Here's a strategy I have found works well when attacking performance problems:
Identify the main bottlenecks (look for about the top five bottlenecks, but go higher or lower if you prefer).
Choose the quickest and easiest one to fix, and address it (except for distributed applications where the top bottleneck is usually the one to attack: see the following paragraph).
Repeat from Step 1.
This procedure gets your application tuned the quickest. The advantage of choosing the "quickest to fix" of the top few bottlenecks rather than the absolute topmost problem is that once a bottleneck has been eliminated, the characteristics of the application change, and the topmost bottleneck may not need to be addressed any longer. However, in distributed applications I advise you target the topmost bottleneck. The characteristics of distributed applications are such that the main bottleneck is almost always the best to fix and, once fixed, the next main bottleneck is usually in a completely different component of the system.
Although this strategy is simple and actually quite obvious, I nevertheless find that I have to repeat it again and again: once programmers get the bit between their teeth, they just love to apply themselves to the interesting parts of the problems. After all, who wants to unroll loop after boring loop when there's a nice juicy caching technique you're eager to apply?
You should always treat the actual identification of the cause of the performance bottleneck as a science, not an art. The general procedure is straightforward:
Measure the performance by using profilers and benchmark suites and by instrumenting code.
Identify the locations of any bottlenecks.
Think of a hypothesis for the cause of the bottleneck.
Consider any factors that may refute your hypothesis.
Create a test to isolate the factor identified by the hypothesis.
Test the hypothesis.
Alter the application to reduce the bottleneck.

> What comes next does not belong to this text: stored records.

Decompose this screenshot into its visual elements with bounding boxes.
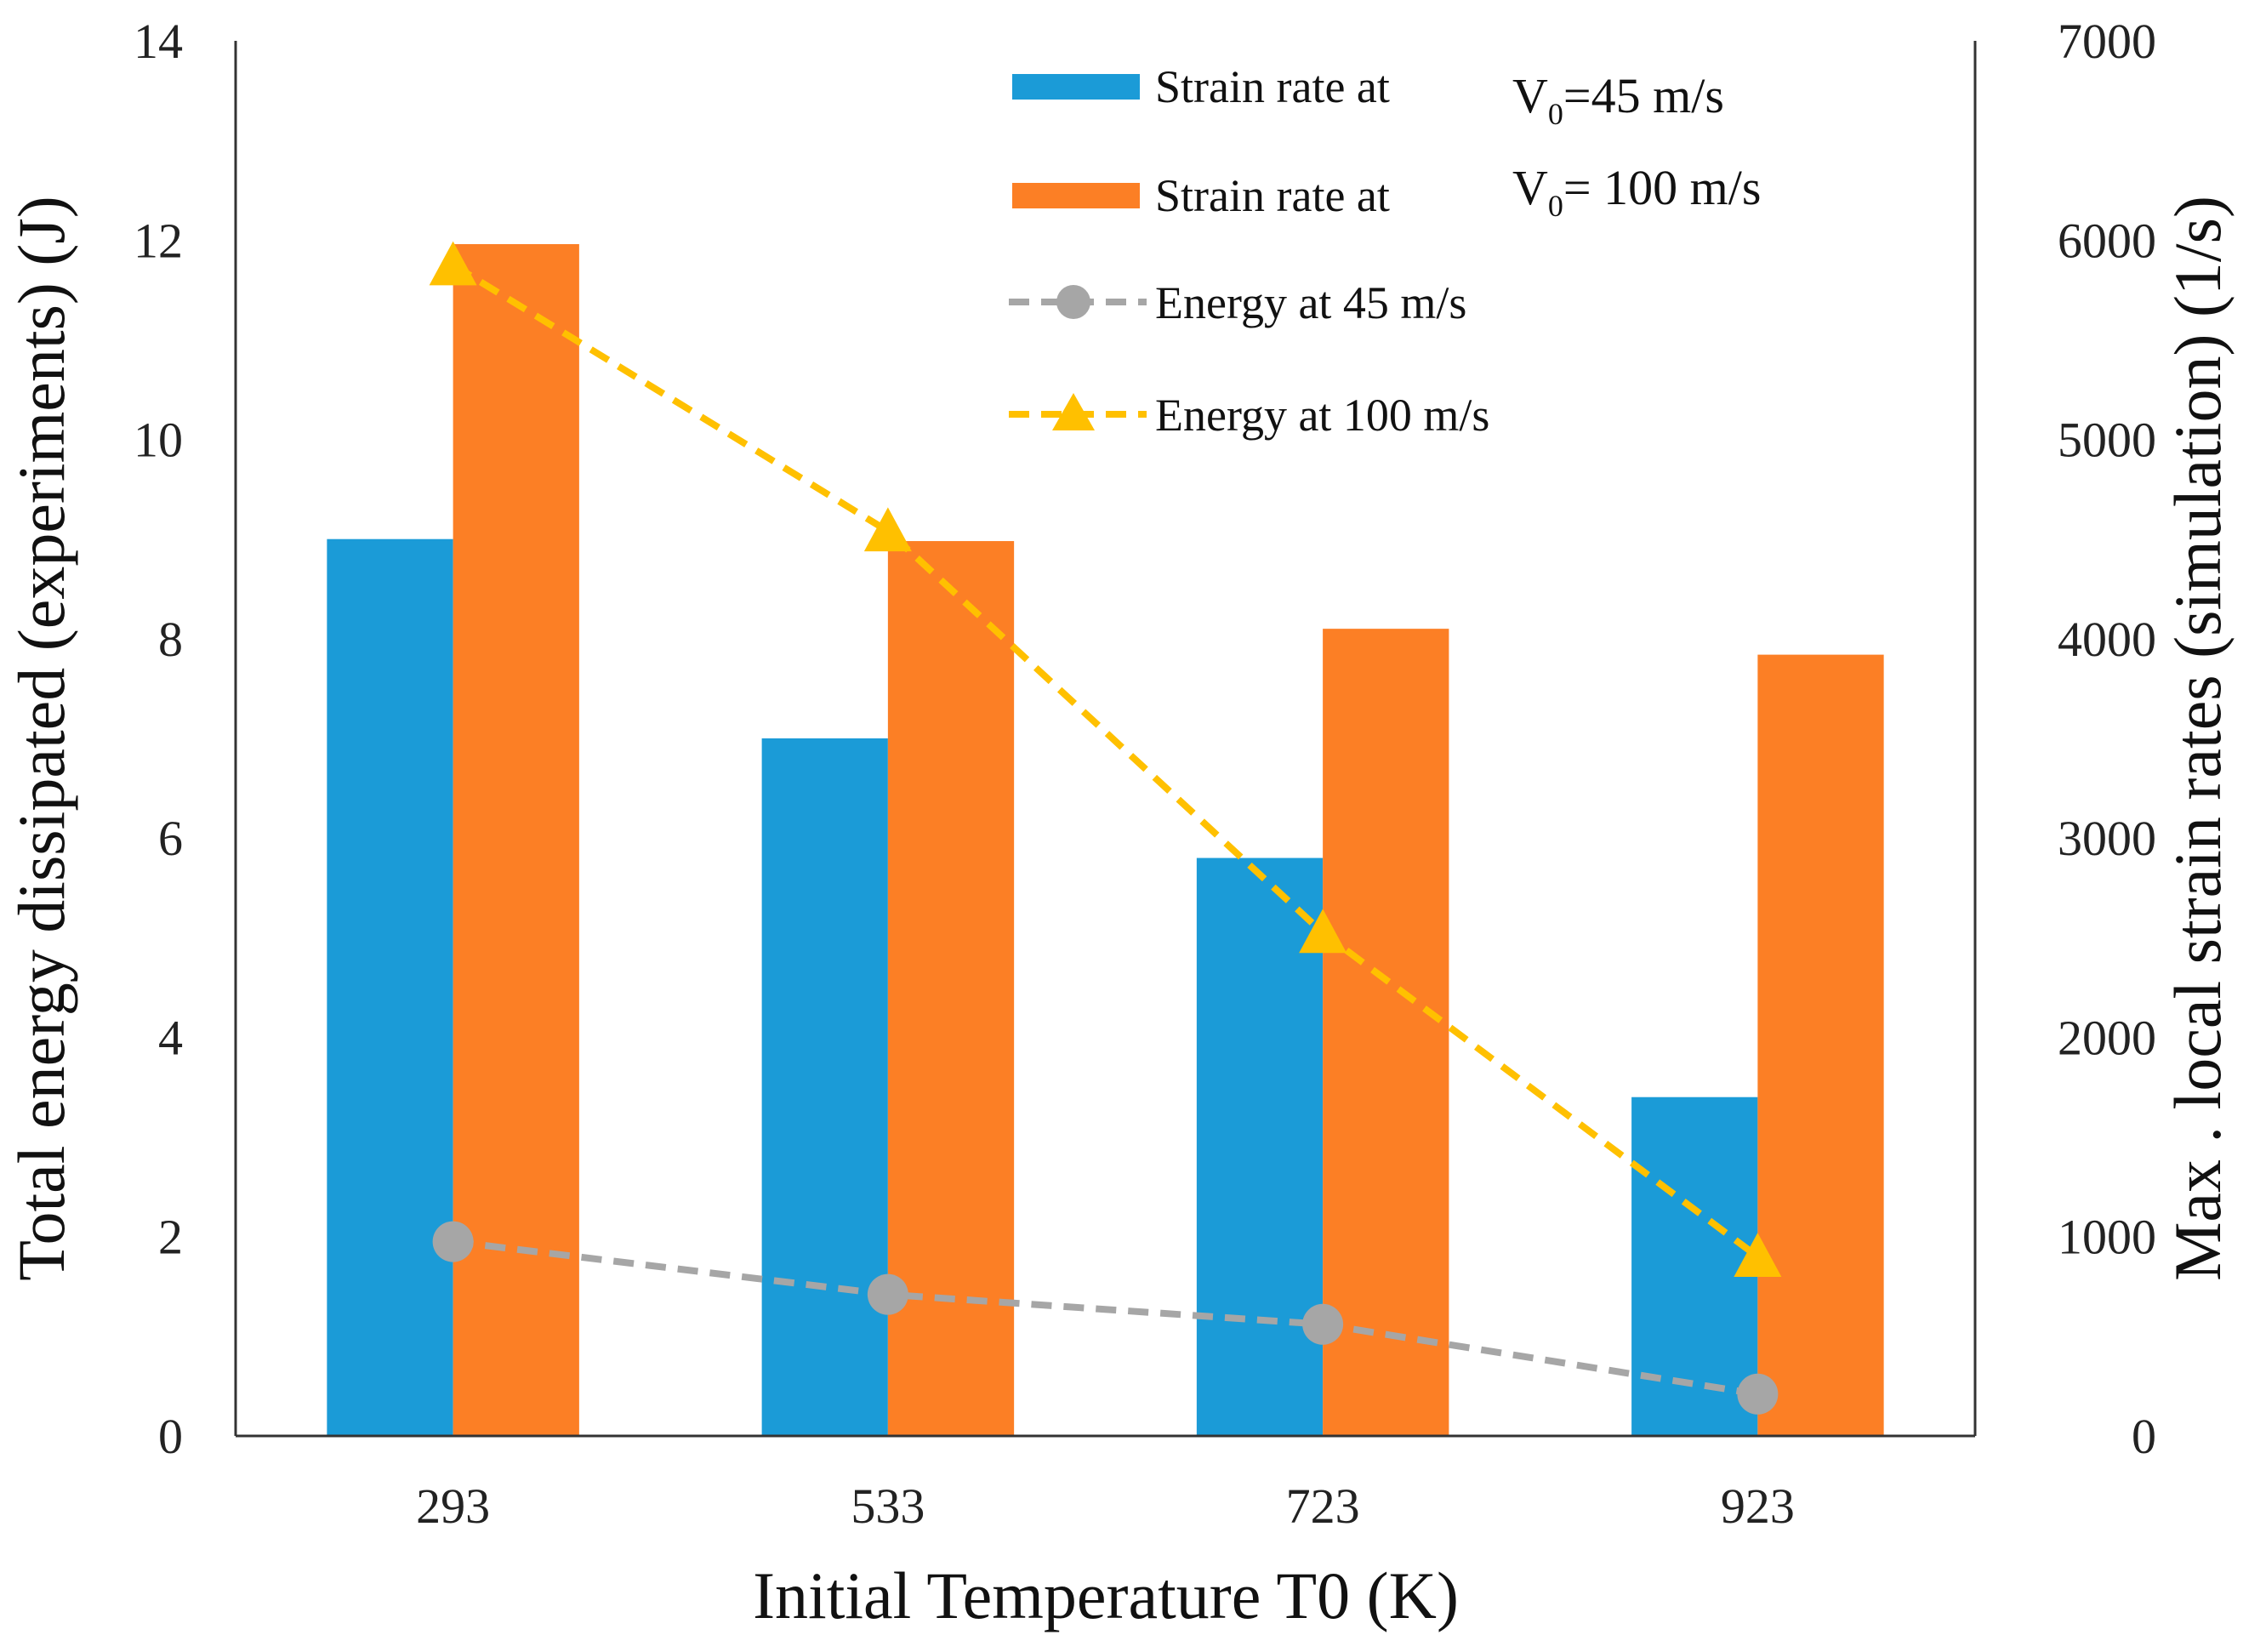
legend-marker-line100 — [1052, 393, 1095, 430]
y2-tick-label-1000: 1000 — [2058, 1210, 2156, 1265]
line-energy-100 — [451, 262, 1760, 1260]
legend-label-bar45-value: V0=45 m/s — [1512, 68, 1724, 131]
y2-tick-label-3000: 3000 — [2058, 811, 2156, 866]
y-tick-label-10: 10 — [134, 413, 183, 468]
bar-100-293 — [453, 243, 579, 1436]
y2-tick-label-7000: 7000 — [2058, 14, 2156, 69]
y-tick-label-14: 14 — [134, 14, 183, 69]
x-axis-title: Initial Temperature T0 (K) — [753, 1558, 1459, 1632]
legend-swatch-bar45 — [1012, 74, 1140, 100]
bar-45-723 — [1196, 857, 1324, 1436]
x-tick-label-533: 533 — [851, 1478, 925, 1534]
point-energy-45-293 — [432, 1221, 474, 1262]
point-energy-100-533 — [863, 507, 912, 552]
bar-100-923 — [1757, 654, 1884, 1436]
legend-marker-line45 — [1056, 285, 1090, 319]
point-energy-100-923 — [1734, 1233, 1782, 1277]
point-energy-45-923 — [1737, 1373, 1779, 1415]
bar-45-533 — [761, 738, 888, 1436]
y-tick-label-8: 8 — [158, 612, 183, 667]
x-tick-label-723: 723 — [1286, 1478, 1360, 1534]
line-energy-45 — [453, 1238, 1759, 1398]
bar-45-923 — [1631, 1097, 1758, 1436]
legend: Strain rate at V0=45 m/s Strain rate at … — [1009, 61, 1761, 441]
bar-45-293 — [327, 538, 453, 1436]
legend-label-bar100: Strain rate at — [1155, 170, 1390, 221]
y-tick-label-2: 2 — [158, 1210, 183, 1265]
y-tick-label-6: 6 — [158, 811, 183, 866]
y2-tick-label-4000: 4000 — [2058, 612, 2156, 667]
legend-label-bar45: Strain rate at — [1155, 61, 1390, 112]
y-tick-label-0: 0 — [158, 1409, 183, 1464]
legend-label-line100: Energy at 100 m/s — [1155, 390, 1489, 441]
x-tick-label-923: 923 — [1721, 1478, 1795, 1534]
legend-label-line45: Energy at 45 m/s — [1155, 277, 1466, 328]
legend-swatch-bar100 — [1012, 183, 1140, 208]
y2-tick-label-0: 0 — [2132, 1409, 2156, 1464]
y2-tick-label-2000: 2000 — [2058, 1010, 2156, 1065]
legend-label-bar100-value: V0= 100 m/s — [1512, 160, 1761, 223]
point-energy-45-533 — [867, 1273, 908, 1315]
bar-100-723 — [1323, 629, 1449, 1436]
y2-tick-label-6000: 6000 — [2058, 213, 2156, 268]
x-tick-label-293: 293 — [416, 1478, 490, 1534]
y2-tick-label-5000: 5000 — [2058, 413, 2156, 468]
y-tick-label-4: 4 — [158, 1010, 183, 1065]
y-tick-label-12: 12 — [134, 213, 183, 268]
point-energy-100-723 — [1299, 909, 1347, 954]
bar-100-533 — [887, 541, 1015, 1436]
point-energy-45-723 — [1302, 1303, 1344, 1345]
y-axis-title: Total energy dissipated (experiments) (J… — [4, 196, 78, 1280]
point-energy-100-293 — [429, 241, 477, 286]
y2-axis-title: Max . local strain rates (simulation) (1… — [2161, 196, 2235, 1281]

Test that the alteration improves performance, and measure the improvement (include regression-testing the affected code).
Repeat from Step 1.
Here's the procedure for a particular example:
You run the application through your standard profiler (measurement).
You find that the code spends a huge 11% of its time in one method (identification of bottleneck).
Looking at the code, you find a complex loop and guess this is the problem (hypothesis).
You see that it is not iterating that many times, so possibly the bottleneck could be outside the loop (confounding factor).
You could vary the loop iteration as a test to see if that identifies the loop as the bottleneck. However, you instead try to optimize the loop by reducing the number of method calls it makes: this provides a test to identify the loop as the bottleneck and at the same time provides a possible solution. In doing this, you are combining two steps, Steps 5 and 7. Although this is frequently the way tuning actually goes, be aware that this can make the tuning process longer: if there is no speedup, it may be because your optimization did not actually make things faster, in which case you have neither confirmed nor eliminated the loop as the cause of the bottleneck.
Rerunning the profile on the altered application finds that this method has shifted its percentage time down to just 4%. This method may still be a candidate for further optimization, but nevertheless it's confirmed as the bottleneck and your change has improved performance.
(Already done, combined with Step 5.)
(Already done, combined with Step 6.)